Grounding Video Models to Actions through Goal Conditioned Exploration

Authors: Yunhao Luo, Yilun Du

Abstract: Large video models, pretrained on massive amounts of Internet video, provide
a rich source of physical knowledge about the dynamics and motions of objects
and tasks. However, video models are not grounded in the embodiment of an
agent, and do not describe how to actuate the world to reach the visual states
depicted in a video. To tackle this problem, current methods use a separate
vision-based inverse dynamic model trained on embodiment-specific data to map
image states to actions.
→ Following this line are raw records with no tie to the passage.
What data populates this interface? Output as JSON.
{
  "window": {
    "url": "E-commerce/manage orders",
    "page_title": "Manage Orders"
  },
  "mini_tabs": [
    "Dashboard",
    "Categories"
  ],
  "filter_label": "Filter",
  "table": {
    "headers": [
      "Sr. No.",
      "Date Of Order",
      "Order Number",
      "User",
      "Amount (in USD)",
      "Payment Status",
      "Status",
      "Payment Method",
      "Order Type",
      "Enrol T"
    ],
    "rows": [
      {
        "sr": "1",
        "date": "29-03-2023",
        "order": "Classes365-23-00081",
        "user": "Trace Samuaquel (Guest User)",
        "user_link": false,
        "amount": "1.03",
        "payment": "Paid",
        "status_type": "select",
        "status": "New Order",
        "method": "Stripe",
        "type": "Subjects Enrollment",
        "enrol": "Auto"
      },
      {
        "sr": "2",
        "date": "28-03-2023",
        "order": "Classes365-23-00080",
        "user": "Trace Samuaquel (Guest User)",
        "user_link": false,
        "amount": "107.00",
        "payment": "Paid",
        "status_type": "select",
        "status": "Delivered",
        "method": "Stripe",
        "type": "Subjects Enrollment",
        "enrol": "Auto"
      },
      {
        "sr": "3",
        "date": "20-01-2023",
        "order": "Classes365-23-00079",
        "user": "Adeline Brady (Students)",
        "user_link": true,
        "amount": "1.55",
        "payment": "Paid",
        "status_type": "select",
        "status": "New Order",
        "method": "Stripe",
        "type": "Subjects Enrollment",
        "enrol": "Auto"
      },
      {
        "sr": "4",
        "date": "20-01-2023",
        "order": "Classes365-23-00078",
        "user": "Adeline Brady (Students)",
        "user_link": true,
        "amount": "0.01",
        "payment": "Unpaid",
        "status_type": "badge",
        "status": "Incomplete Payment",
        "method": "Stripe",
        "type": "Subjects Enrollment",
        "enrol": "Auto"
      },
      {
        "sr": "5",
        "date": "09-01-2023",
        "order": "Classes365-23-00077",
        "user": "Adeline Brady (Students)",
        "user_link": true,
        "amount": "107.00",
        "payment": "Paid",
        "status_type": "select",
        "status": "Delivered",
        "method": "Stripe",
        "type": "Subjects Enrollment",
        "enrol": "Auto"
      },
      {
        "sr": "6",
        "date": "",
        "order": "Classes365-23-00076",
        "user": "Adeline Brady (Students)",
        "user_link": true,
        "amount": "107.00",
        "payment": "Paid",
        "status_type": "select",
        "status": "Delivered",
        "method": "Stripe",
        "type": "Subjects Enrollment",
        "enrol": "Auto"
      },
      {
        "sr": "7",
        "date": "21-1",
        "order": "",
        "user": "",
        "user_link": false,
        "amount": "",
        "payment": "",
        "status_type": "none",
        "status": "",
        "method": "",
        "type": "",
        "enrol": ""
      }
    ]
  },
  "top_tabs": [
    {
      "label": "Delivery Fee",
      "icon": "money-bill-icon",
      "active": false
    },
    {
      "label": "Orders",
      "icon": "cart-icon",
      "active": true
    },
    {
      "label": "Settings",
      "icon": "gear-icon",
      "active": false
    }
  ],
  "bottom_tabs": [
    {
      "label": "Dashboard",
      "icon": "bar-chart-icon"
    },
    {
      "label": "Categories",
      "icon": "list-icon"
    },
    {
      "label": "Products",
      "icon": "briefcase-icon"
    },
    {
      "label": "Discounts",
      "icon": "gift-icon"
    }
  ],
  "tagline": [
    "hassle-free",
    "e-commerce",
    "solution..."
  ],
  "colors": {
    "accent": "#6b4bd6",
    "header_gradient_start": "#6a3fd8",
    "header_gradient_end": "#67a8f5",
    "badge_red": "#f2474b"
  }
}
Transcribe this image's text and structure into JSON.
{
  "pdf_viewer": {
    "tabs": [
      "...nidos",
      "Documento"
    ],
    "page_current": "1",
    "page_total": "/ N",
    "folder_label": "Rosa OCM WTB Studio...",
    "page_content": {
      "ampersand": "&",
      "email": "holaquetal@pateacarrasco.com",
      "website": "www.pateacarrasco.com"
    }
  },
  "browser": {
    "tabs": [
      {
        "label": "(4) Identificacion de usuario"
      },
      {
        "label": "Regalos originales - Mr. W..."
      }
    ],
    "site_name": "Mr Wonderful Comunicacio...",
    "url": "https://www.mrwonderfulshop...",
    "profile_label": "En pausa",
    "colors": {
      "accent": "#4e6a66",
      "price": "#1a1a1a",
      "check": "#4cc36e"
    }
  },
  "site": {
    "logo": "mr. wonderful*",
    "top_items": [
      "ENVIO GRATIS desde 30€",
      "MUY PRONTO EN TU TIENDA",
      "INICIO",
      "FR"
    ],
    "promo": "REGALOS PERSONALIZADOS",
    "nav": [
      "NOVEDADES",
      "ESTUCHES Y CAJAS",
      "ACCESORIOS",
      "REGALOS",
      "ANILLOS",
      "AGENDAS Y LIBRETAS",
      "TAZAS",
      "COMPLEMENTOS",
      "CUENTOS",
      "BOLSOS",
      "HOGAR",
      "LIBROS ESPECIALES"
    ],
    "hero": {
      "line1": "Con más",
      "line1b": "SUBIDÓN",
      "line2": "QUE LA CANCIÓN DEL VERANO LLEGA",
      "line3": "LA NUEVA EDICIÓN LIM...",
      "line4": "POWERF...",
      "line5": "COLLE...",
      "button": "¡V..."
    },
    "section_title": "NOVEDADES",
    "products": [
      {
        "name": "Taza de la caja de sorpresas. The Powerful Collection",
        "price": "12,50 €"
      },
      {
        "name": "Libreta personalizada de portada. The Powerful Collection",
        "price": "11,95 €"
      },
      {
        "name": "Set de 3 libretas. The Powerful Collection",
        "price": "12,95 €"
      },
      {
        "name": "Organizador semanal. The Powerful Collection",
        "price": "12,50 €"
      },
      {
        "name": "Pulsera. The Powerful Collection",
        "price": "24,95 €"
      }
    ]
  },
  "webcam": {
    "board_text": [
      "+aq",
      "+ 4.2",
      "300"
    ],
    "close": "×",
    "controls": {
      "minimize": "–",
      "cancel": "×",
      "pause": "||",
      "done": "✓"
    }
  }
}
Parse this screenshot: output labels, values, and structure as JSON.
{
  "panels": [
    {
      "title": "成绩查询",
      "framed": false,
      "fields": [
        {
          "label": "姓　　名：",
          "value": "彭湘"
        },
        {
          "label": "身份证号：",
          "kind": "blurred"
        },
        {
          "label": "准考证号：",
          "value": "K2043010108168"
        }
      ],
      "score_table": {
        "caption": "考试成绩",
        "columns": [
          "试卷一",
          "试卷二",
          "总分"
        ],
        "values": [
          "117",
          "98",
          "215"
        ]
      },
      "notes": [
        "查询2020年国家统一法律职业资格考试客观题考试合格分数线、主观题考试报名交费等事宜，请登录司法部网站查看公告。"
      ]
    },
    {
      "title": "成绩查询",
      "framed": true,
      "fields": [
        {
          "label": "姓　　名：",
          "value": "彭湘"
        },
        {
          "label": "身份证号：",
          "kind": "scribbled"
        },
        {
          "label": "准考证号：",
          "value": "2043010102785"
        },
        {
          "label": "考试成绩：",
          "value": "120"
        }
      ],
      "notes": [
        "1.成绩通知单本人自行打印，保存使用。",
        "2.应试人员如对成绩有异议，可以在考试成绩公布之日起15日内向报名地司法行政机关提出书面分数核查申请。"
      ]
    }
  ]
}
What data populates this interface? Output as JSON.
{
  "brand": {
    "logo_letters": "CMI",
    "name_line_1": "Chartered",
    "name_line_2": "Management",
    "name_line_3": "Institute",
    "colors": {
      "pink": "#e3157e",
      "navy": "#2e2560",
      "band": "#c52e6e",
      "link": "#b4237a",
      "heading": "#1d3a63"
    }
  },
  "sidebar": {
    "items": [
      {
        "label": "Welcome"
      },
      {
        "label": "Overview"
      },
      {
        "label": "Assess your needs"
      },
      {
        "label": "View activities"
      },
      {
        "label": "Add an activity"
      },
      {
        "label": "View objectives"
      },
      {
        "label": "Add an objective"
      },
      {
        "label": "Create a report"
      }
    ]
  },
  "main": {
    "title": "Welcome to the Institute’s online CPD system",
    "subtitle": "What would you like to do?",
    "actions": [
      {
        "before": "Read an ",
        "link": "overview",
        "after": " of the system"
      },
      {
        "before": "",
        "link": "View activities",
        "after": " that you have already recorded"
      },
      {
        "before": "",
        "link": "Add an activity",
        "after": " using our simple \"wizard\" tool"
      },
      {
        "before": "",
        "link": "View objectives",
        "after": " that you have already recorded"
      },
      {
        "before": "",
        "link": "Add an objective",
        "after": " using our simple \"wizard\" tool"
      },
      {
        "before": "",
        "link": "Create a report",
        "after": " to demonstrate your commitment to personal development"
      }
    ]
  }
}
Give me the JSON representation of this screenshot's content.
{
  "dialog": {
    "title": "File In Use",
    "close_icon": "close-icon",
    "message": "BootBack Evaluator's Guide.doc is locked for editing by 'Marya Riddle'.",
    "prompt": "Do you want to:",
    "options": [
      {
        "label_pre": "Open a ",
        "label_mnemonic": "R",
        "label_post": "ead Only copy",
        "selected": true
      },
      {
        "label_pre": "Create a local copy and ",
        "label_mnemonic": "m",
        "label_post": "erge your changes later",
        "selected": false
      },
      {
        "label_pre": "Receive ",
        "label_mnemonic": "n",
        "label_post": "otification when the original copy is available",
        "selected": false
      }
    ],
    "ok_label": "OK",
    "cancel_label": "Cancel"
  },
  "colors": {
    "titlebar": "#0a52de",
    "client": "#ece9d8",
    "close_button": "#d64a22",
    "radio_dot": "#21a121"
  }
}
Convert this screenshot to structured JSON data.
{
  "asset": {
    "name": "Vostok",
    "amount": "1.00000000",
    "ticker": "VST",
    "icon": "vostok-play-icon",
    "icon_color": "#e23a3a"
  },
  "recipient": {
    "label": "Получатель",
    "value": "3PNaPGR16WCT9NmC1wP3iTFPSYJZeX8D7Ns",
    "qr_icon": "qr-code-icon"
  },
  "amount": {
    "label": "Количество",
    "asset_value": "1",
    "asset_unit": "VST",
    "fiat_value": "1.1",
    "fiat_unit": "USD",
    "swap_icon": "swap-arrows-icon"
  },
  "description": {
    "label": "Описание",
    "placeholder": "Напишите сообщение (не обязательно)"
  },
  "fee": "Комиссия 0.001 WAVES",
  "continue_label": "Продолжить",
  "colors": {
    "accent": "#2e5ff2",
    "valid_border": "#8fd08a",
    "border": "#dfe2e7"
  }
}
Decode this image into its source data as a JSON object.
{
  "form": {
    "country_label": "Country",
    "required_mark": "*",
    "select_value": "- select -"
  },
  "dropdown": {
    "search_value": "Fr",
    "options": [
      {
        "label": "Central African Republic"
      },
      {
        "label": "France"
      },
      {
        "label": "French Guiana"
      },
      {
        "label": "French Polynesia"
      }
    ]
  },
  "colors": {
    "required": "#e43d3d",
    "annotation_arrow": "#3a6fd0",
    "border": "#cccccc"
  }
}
Gathering data to train such a model is often
expensive and challenging, and this model is limited to visual settings similar
to the ones in which data are available. In this paper, we investigate how to
directly ground video models to continuous actions through self-exploration in
the embodied environment — using generated video states as visual goals for
exploration. We propose a framework that uses trajectory level action
generation in combination with video guidance to enable an agent to solve
complex tasks without any external supervision, e.g., rewards, action labels,
or segmentation masks. We validate the proposed approach on 8 tasks in Libero,
6 tasks in MetaWorld, 4 tasks in Calvin, and 12 tasks in iThor Visual
Navigation. We show how our approach is on par with or even surpasses multiple
behavior cloning baselines trained on expert demonstrations while without
requiring any action annotations.